The differential diagnoses of endobronchial lesion include aspiration of foreign objects, respiratory tract papillomatosis, inflammatory myofibroblastic tumor, adenoid cystic carcinoma, neuroendocrine tumor, bronchial carcinoid tumor, mucoepidermoid carcinoma, and endobronchial hamartoma.1-3
Our patient was started on antibiotics to treat any underlying infectious processes beyond the mass and was transferred to an advanced pediatric subspecialty center. There, results of an interventional bronchoscopy confirmed similar findings. Histology test results of the initial forceps biopsy of the lesion revealed features consistent with salivary gland neoplasm: epithelial cells positive for cytokeratin AE1/AE3 by immunochemical stain and negative for neuroendocrine markers such as synaptophysin and CD56.
He then underwent surgical resection of the mass, histology test results of which showed hypocellular spindled stromal cells with a myxoid background. Further genetic processing with fluorescence in situ hybridization DNA analysis confirmed translocation of the mastermind like transcriptional coactivator 2 gene (MAML2), specific for mucoepidermoid carcinoma (MEC).
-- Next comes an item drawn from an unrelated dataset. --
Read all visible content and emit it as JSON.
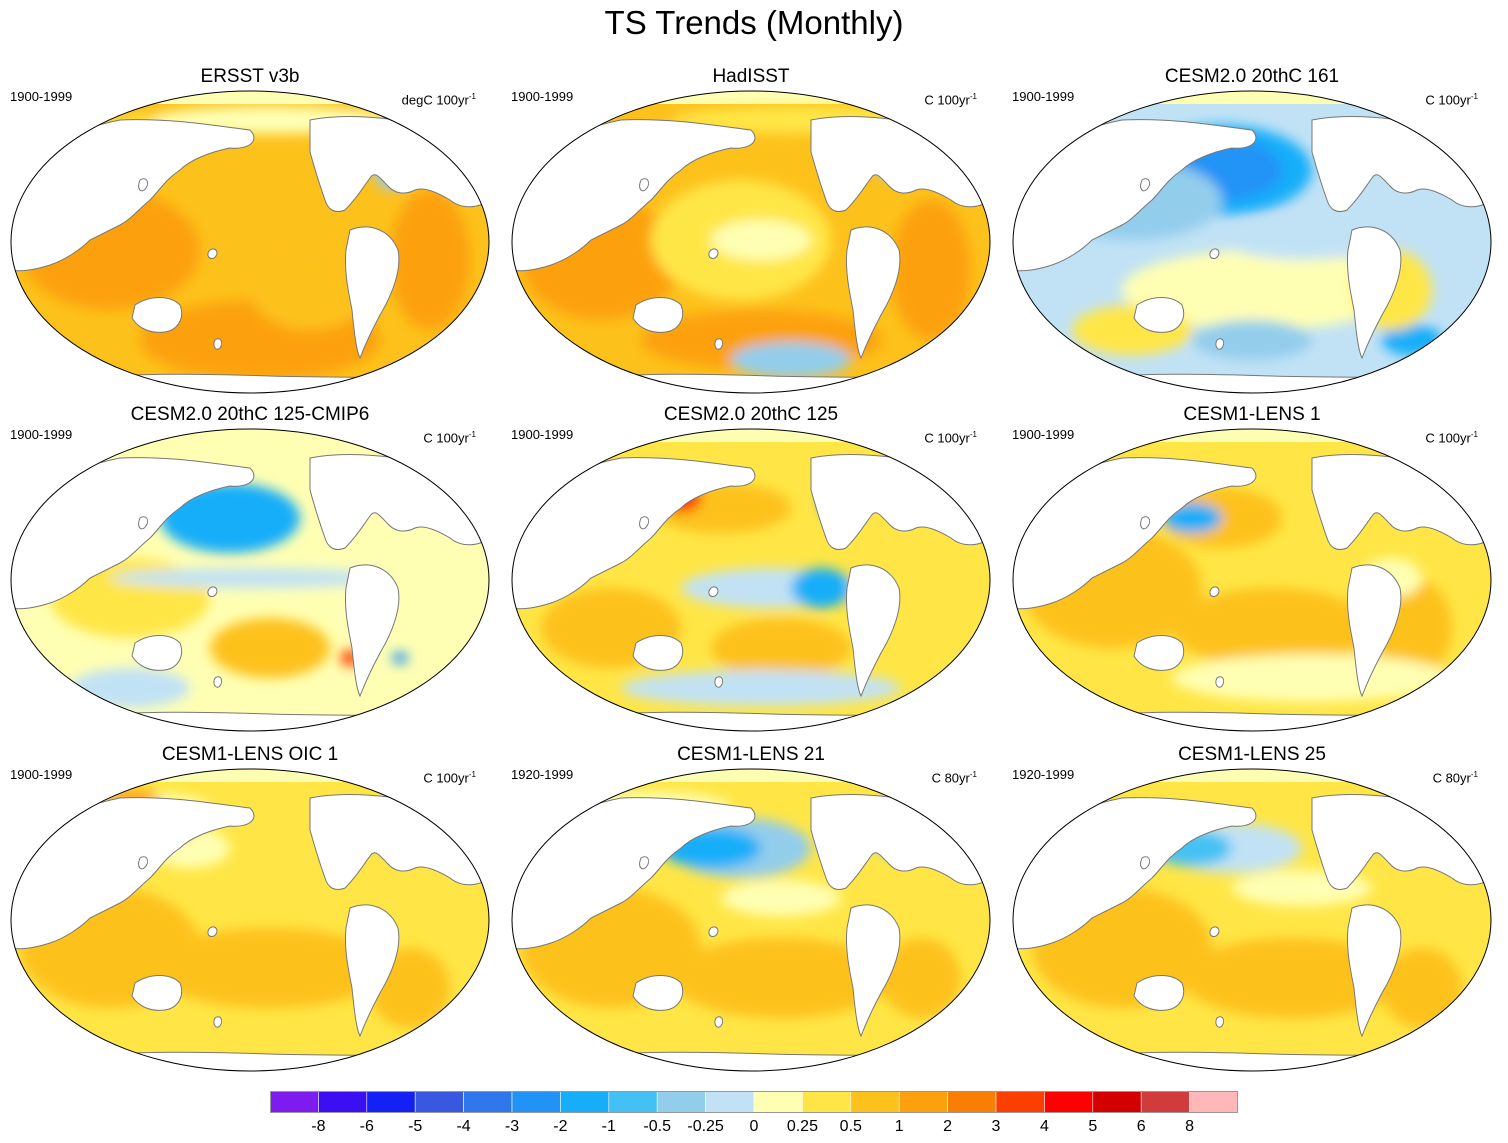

MEC accounts for 0.1% to 0.2% of primary lung tumors.1 It is defined by a combination of mucus-secreting squamous and intermediate cell types.1 The reported age range is wide, from 2 to 78 years, with both sexes affected equally.1,4-6
In the airway, MEC arises from the submucosal bronchial glands and primarily affects the main or lobar bronchi, but it can involve any segmental bronchi or peripheral lung,1,2,7 Most common symptoms of pulmonary MEC are due to large airway obstruction and include cough, bronchitis, hemoptysis, chest pain, postobstructive recurrent pneumonia, and pulmonary abscesses.1,3,6-9 Rare cases of pulmonary MEC can present as a pneumothorax.8
Diagnosis is often delayed due to the rarity of the condition, with some studies citing an average of 11 months.1,7,10
On chest radiographs, MEC presents as area of central airway mass with postobstructive pneumonia or peripheral atelectasis, and on CT as a smooth oval or lobulated airway mass obstructing the bronchus.1,2,5 On bronchoscopy, the tumor usually appears as a smooth, rounded, tan-colored mass with intact overlying mucosa.5,8,10
Several different chromosomal translocations have been identified in MEC tumors. The most common is t(11;19)(q21;p13), which creates a fusion gene, MECT1-MAML2 (MEC translocated-1-mastermind-like 2).1,8,11-13 The presence of MECT1-MAML2 is associated with lower clinical stage, low-grade tumor histopathology and a favorable prognosis,12-14 as was the case in our patient.
OUTCOME OF THE CASE
Based on the recommendations of the oncology and thoracic surgery team, the decision was made to excise the endobronchial lesion to increase disease-free survival. The patient successfully underwent complete surgical resection of the mass and reconstruction of the left mainstem bronchus. The mass was 1.1 cm in size, histologically classified as low grade, with no lymph node involvement, and the margins were free of the tumor.
At his 1-year follow-up visit in the pulmonary clinic, the patient remained completely symptom-free, with normal lung examination findings. He remains very physically active.